Despite my loyalty to Batman, I found myself hooked in the beginning of this film. The special effects used to create the alien world of Krypton are impressive and the overall design of the world is refreshing. Instead of drawing on the pristine, white-silver design used in previous Superman films, Man of Steel captures the rugged, darker tones of a dying Krypton. This is more convincing, as the planet will supposedly implode in weeks, if not days. These impressive effects continue throughout the film and into the design of the alien spaceships, costumes, and weaponry. In other Superman films, I never felt fully grounded in the idea that Superman is actually from a whole other planet with completely different details and looks. Man of Steel picks up that slack.

Good performances accompany the good special effects in the beginning, but the acting quickly goes downhill. I was hooked when I was watching the remarkable performances of Russell Crowe as Jor-El, Michael Shannon as Zod, and Ayelet Zurer as Lara Lor-Van. Crowe and Zurer seem deeply connected to their roles and are highly convincing. I appreciate the fact that they portray Superman’s parents as strong and determined people rather than pushovers when faced with Zod’s attack. Shannon is intimating, but also provides a character with understandable motivations. You may want to think that Zod is a bad guy simply because he’s a bad person, but you can’t because Shannon brings Zod’s thoughts and feelings to the surface where they are easily – unavoidably – seen.

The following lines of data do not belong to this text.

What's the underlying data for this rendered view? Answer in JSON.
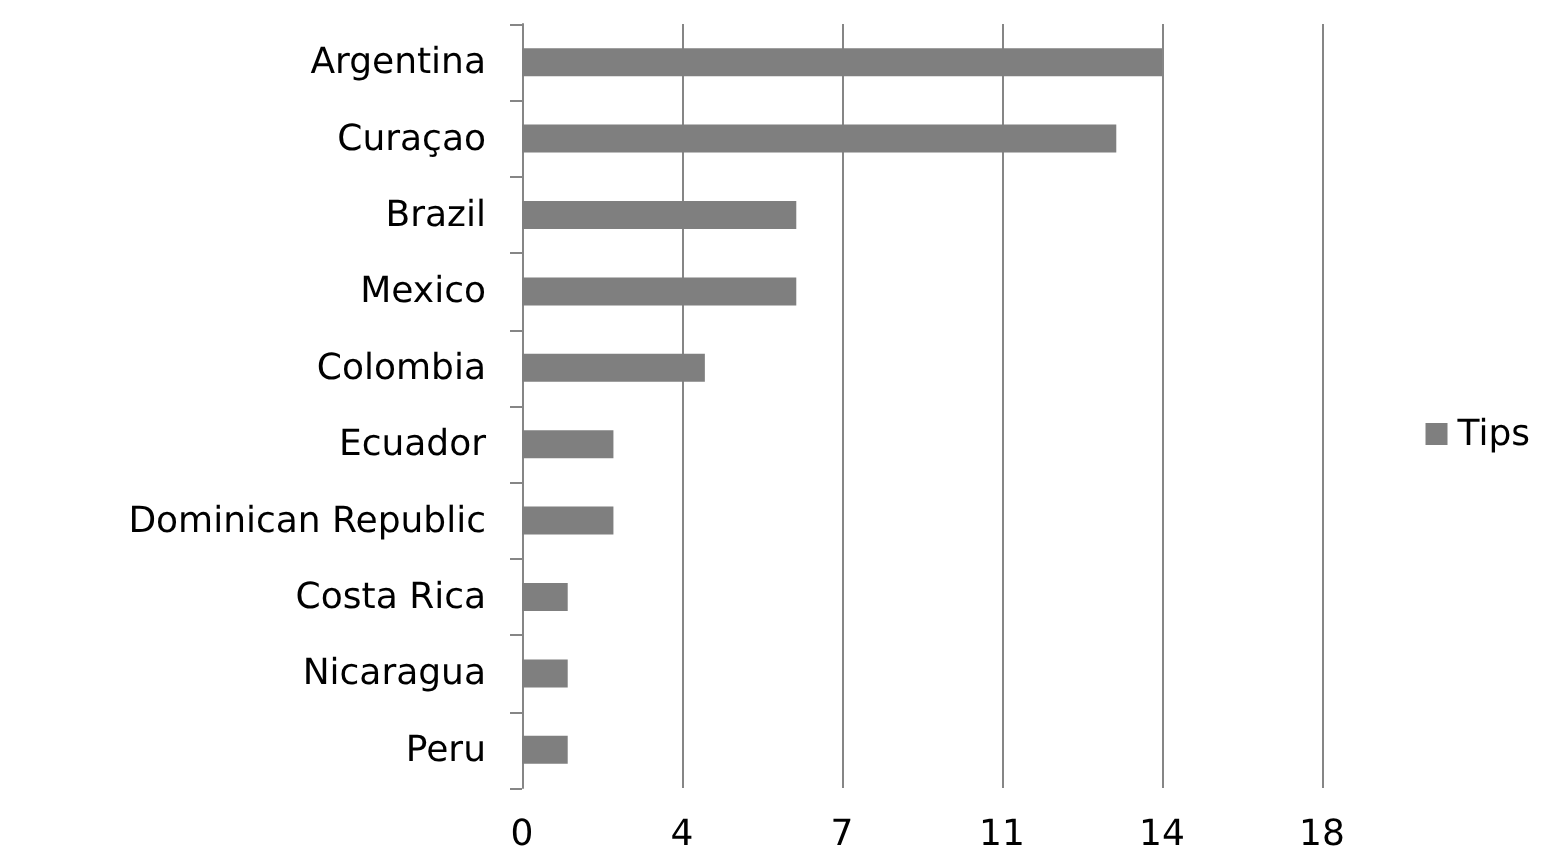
{
  "chart_data": {
    "type": "bar",
    "orientation": "horizontal",
    "categories": [
      "Argentina",
      "Curaçao",
      "Brazil",
      "Mexico",
      "Colombia",
      "Ecuador",
      "Dominican Republic",
      "Costa Rica",
      "Nicaragua",
      "Peru"
    ],
    "series": [
      {
        "name": "Tips",
        "color": "#7f7f7f",
        "values": [
          14,
          13,
          6,
          6,
          4,
          2,
          2,
          1,
          1,
          1
        ]
      }
    ],
    "xlim": [
      0,
      17.5
    ],
    "xticks": [
      0,
      {
        "value": 3.5,
        "label": "4"
      },
      7,
      {
        "value": 10.5,
        "label": "11"
      },
      14,
      {
        "value": 17.5,
        "label": "18"
      }
    ],
    "grid": "x",
    "legend": "right"
  }
}
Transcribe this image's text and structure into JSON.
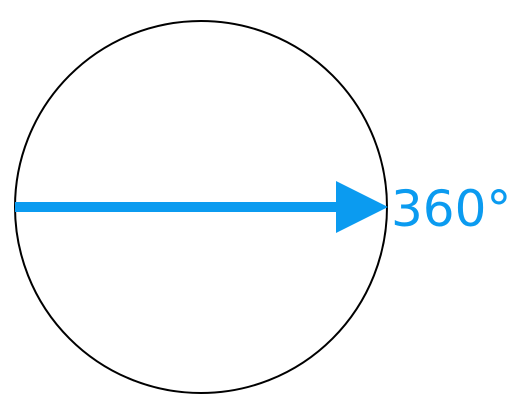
{
  "diagram": {
    "angle_label": "360°",
    "colors": {
      "circle_stroke": "#000000",
      "arrow": "#0b9bf0",
      "label": "#0b9bf0",
      "background": "#ffffff"
    }
  }
}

However, the impressive acting takes a dive when our main characters, Superman and Lois Lane, are introduced. While Henry Cavill (The Tudors, The Man From U.N.C.L.E.) is the best Superman I have seen so far, his acting is flat. This could be because of poor writing, but it is actually in line with some of Cavill’s other works. He seems to be simply doing what he is told (by the script) and doesn’t seem to be comfortable with his character. Amy Adams (Enchanted, Arrival) absolutely falls victim to the script, but her acting does not help the situation. Lois Lane is portrayed as the stereotypical journalist: she does dangerous stuff that doesn’t seem to make sense because she is a journalist. Adams’ sassy, almost annoyingly full-of-herself performance just makes this unoriginal role harder to watch.

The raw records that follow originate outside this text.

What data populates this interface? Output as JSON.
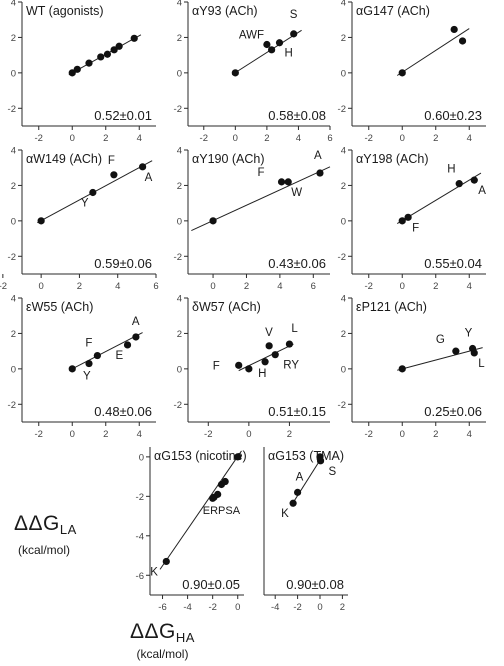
{
  "axis_labels": {
    "y_main": "ΔΔG",
    "y_sub": "LA",
    "y_unit": "(kcal/mol)",
    "x_main": "ΔΔG",
    "x_sub": "HA",
    "x_unit": "(kcal/mol)"
  },
  "chart_data": [
    {
      "type": "scatter",
      "title": "WT (agonists)",
      "xlim": [
        -3,
        5
      ],
      "ylim": [
        -3,
        4
      ],
      "xticks": [
        -2,
        0,
        2,
        4
      ],
      "yticks": [
        -2,
        0,
        2,
        4
      ],
      "points": [
        {
          "x": 0.0,
          "y": 0.0,
          "label": ""
        },
        {
          "x": 0.3,
          "y": 0.2,
          "label": ""
        },
        {
          "x": 1.0,
          "y": 0.55,
          "label": ""
        },
        {
          "x": 1.7,
          "y": 0.9,
          "label": ""
        },
        {
          "x": 2.1,
          "y": 1.05,
          "label": ""
        },
        {
          "x": 2.5,
          "y": 1.3,
          "label": ""
        },
        {
          "x": 2.8,
          "y": 1.5,
          "label": ""
        },
        {
          "x": 3.7,
          "y": 1.95,
          "label": ""
        }
      ],
      "fit": [
        [
          -0.2,
          -0.1
        ],
        [
          4.1,
          2.15
        ]
      ],
      "annotation": "0.52±0.01"
    },
    {
      "type": "scatter",
      "title": "αY93 (ACh)",
      "xlim": [
        -3,
        6
      ],
      "ylim": [
        -3,
        4
      ],
      "xticks": [
        -2,
        0,
        2,
        4,
        6
      ],
      "yticks": [
        -2,
        0,
        2,
        4
      ],
      "points": [
        {
          "x": 0.0,
          "y": 0.0,
          "label": ""
        },
        {
          "x": 2.0,
          "y": 1.6,
          "label": "AWF"
        },
        {
          "x": 2.3,
          "y": 1.3,
          "label": ""
        },
        {
          "x": 2.8,
          "y": 1.7,
          "label": "H"
        },
        {
          "x": 3.7,
          "y": 2.2,
          "label": "S"
        }
      ],
      "fit": [
        [
          -0.2,
          -0.1
        ],
        [
          4.2,
          2.4
        ]
      ],
      "annotation": "0.58±0.08"
    },
    {
      "type": "scatter",
      "title": "αG147 (ACh)",
      "xlim": [
        -3,
        5
      ],
      "ylim": [
        -3,
        4
      ],
      "xticks": [
        -2,
        0,
        2,
        4
      ],
      "yticks": [
        -2,
        0,
        2,
        4
      ],
      "points": [
        {
          "x": 0.0,
          "y": 0.0,
          "label": ""
        },
        {
          "x": 3.1,
          "y": 2.45,
          "label": ""
        },
        {
          "x": 3.6,
          "y": 1.8,
          "label": ""
        }
      ],
      "fit": [
        [
          -0.3,
          -0.15
        ],
        [
          4.0,
          2.5
        ]
      ],
      "annotation": "0.60±0.23"
    },
    {
      "type": "scatter",
      "title": "αW149 (ACh)",
      "xlim": [
        -1,
        6
      ],
      "ylim": [
        -3,
        4
      ],
      "xticks": [
        -2,
        0,
        2,
        4,
        6
      ],
      "yticks": [
        -2,
        0,
        2,
        4
      ],
      "points": [
        {
          "x": 0.0,
          "y": 0.0,
          "label": ""
        },
        {
          "x": 2.7,
          "y": 1.6,
          "label": "Y"
        },
        {
          "x": 3.8,
          "y": 2.6,
          "label": "F"
        },
        {
          "x": 5.3,
          "y": 3.05,
          "label": "A"
        }
      ],
      "fit": [
        [
          -0.2,
          -0.1
        ],
        [
          5.8,
          3.4
        ]
      ],
      "annotation": "0.59±0.06"
    },
    {
      "type": "scatter",
      "title": "αY190 (ACh)",
      "xlim": [
        -1.5,
        7
      ],
      "ylim": [
        -3,
        4
      ],
      "xticks": [
        0,
        2,
        4,
        6
      ],
      "yticks": [
        -2,
        0,
        2,
        4
      ],
      "points": [
        {
          "x": 0.0,
          "y": 0.0,
          "label": ""
        },
        {
          "x": 4.1,
          "y": 2.2,
          "label": "F"
        },
        {
          "x": 4.5,
          "y": 2.2,
          "label": "W"
        },
        {
          "x": 6.4,
          "y": 2.7,
          "label": "A"
        }
      ],
      "fit": [
        [
          -1.3,
          -0.55
        ],
        [
          7.0,
          3.05
        ]
      ],
      "annotation": "0.43±0.06"
    },
    {
      "type": "scatter",
      "title": "αY198 (ACh)",
      "xlim": [
        -3,
        5
      ],
      "ylim": [
        -3,
        4
      ],
      "xticks": [
        -2,
        0,
        2,
        4
      ],
      "yticks": [
        -2,
        0,
        2,
        4
      ],
      "points": [
        {
          "x": 0.0,
          "y": 0.0,
          "label": ""
        },
        {
          "x": 0.35,
          "y": 0.2,
          "label": "F"
        },
        {
          "x": 3.4,
          "y": 2.1,
          "label": "H"
        },
        {
          "x": 4.3,
          "y": 2.3,
          "label": "A"
        }
      ],
      "fit": [
        [
          -0.3,
          -0.15
        ],
        [
          4.7,
          2.7
        ]
      ],
      "annotation": "0.55±0.04"
    },
    {
      "type": "scatter",
      "title": "εW55 (ACh)",
      "xlim": [
        -3,
        5
      ],
      "ylim": [
        -3,
        4
      ],
      "xticks": [
        -2,
        0,
        2,
        4
      ],
      "yticks": [
        -2,
        0,
        2,
        4
      ],
      "points": [
        {
          "x": 0.0,
          "y": 0.0,
          "label": ""
        },
        {
          "x": 1.0,
          "y": 0.3,
          "label": "Y"
        },
        {
          "x": 1.5,
          "y": 0.75,
          "label": "F"
        },
        {
          "x": 3.3,
          "y": 1.35,
          "label": "E"
        },
        {
          "x": 3.8,
          "y": 1.8,
          "label": "A"
        }
      ],
      "fit": [
        [
          -0.1,
          -0.05
        ],
        [
          4.2,
          2.05
        ]
      ],
      "annotation": "0.48±0.06"
    },
    {
      "type": "scatter",
      "title": "δW57 (ACh)",
      "xlim": [
        -3,
        4
      ],
      "ylim": [
        -3,
        4
      ],
      "xticks": [
        -2,
        0,
        2
      ],
      "yticks": [
        -2,
        0,
        2,
        4
      ],
      "points": [
        {
          "x": -0.5,
          "y": 0.2,
          "label": "F"
        },
        {
          "x": 0.0,
          "y": 0.0,
          "label": ""
        },
        {
          "x": 0.8,
          "y": 0.4,
          "label": "H"
        },
        {
          "x": 1.0,
          "y": 1.3,
          "label": "V"
        },
        {
          "x": 1.3,
          "y": 0.8,
          "label": "RY"
        },
        {
          "x": 2.0,
          "y": 1.4,
          "label": "L"
        }
      ],
      "fit": [
        [
          -0.5,
          -0.1
        ],
        [
          2.2,
          1.4
        ]
      ],
      "annotation": "0.51±0.15"
    },
    {
      "type": "scatter",
      "title": "εP121 (ACh)",
      "xlim": [
        -3,
        5
      ],
      "ylim": [
        -3,
        4
      ],
      "xticks": [
        -2,
        0,
        2,
        4
      ],
      "yticks": [
        -2,
        0,
        2,
        4
      ],
      "points": [
        {
          "x": 0.0,
          "y": 0.0,
          "label": ""
        },
        {
          "x": 3.2,
          "y": 1.0,
          "label": "G"
        },
        {
          "x": 4.2,
          "y": 1.15,
          "label": "Y"
        },
        {
          "x": 4.3,
          "y": 0.9,
          "label": "L"
        }
      ],
      "fit": [
        [
          -0.3,
          -0.08
        ],
        [
          4.8,
          1.2
        ]
      ],
      "annotation": "0.25±0.06"
    },
    {
      "type": "scatter",
      "title": "αG153 (nicotine)",
      "xlim": [
        -7,
        0.5
      ],
      "ylim": [
        -7,
        0.5
      ],
      "xticks": [
        -6,
        -4,
        -2,
        0
      ],
      "yticks": [
        -6,
        -4,
        -2,
        0
      ],
      "points": [
        {
          "x": -5.7,
          "y": -5.3,
          "label": "K"
        },
        {
          "x": -2.0,
          "y": -2.1,
          "label": ""
        },
        {
          "x": -1.9,
          "y": -2.05,
          "label": ""
        },
        {
          "x": -1.6,
          "y": -1.9,
          "label": ""
        },
        {
          "x": -1.3,
          "y": -1.4,
          "label": ""
        },
        {
          "x": -1.0,
          "y": -1.25,
          "label": ""
        },
        {
          "x": 0.0,
          "y": 0.0,
          "label": ""
        }
      ],
      "group_labels": [
        {
          "x": -1.3,
          "y": -2.9,
          "text": "ERPSA"
        }
      ],
      "fit": [
        [
          -6.2,
          -5.7
        ],
        [
          0.3,
          0.3
        ]
      ],
      "annotation": "0.90±0.05"
    },
    {
      "type": "scatter",
      "title": "αG153 (TMA)",
      "xlim": [
        -5,
        2.5
      ],
      "ylim": [
        -7,
        0.5
      ],
      "xticks": [
        -4,
        -2,
        0,
        2
      ],
      "yticks": [],
      "points": [
        {
          "x": -2.4,
          "y": -2.35,
          "label": "K"
        },
        {
          "x": -2.0,
          "y": -1.8,
          "label": "A"
        },
        {
          "x": 0.0,
          "y": 0.0,
          "label": ""
        },
        {
          "x": 0.05,
          "y": -0.2,
          "label": "S"
        }
      ],
      "fit": [
        [
          -2.6,
          -2.5
        ],
        [
          0.3,
          0.1
        ]
      ],
      "annotation": "0.90±0.08"
    }
  ]
}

It’s no surprise that Man of Steel is an action film, right? Because it most certainly is. I mean, there is an hour-long (or maybe longer) fight scene at the end! It is one of the most boring action scenes I’ve ever had to sit through. The key to a good action scene is diversity, meaning that the fights and struggles need to be well-choreographed and productive. Man of Steel’s action is not diverse… Superman is basically thrown around or throws people around for that hour or so of action. Considering that he has a ton of different super powers at his disposal, this action could have been better. And at the same time that Superman is fighting the alien bad guys, Lois is in a military plane trying to destroy one of the alien ships. Of course, the aliens start to attack her and the usual things happen: Lois almost falls out of the plane several times because the ramp is down, Lois actually does fall out, but that’s turns out to be good because the plane is Kamikaze crashed into the alien ship… It is a long hour, folks.

Probably the main reason for all of its flaws is also one huge habit of Superman films: poor writing. While the look and the action may have held my interest, the dialogue and overall storyline did not. In all honesty, if this film didn’t involve Superman and his powers, it would have been boring. And two-and-a-half-hour-long films cannot afford to be boring.

Overall, Man of Steel is one of the best Superman films out there, but is still two and a half hours that you will not get back. If you choose to give this film a shot (which I encourage if you are going to see Justice League this November), my advice is to hold onto the excitement you may feel at the beginning of the film as you sit through the remaining two hours and fifteen minutes.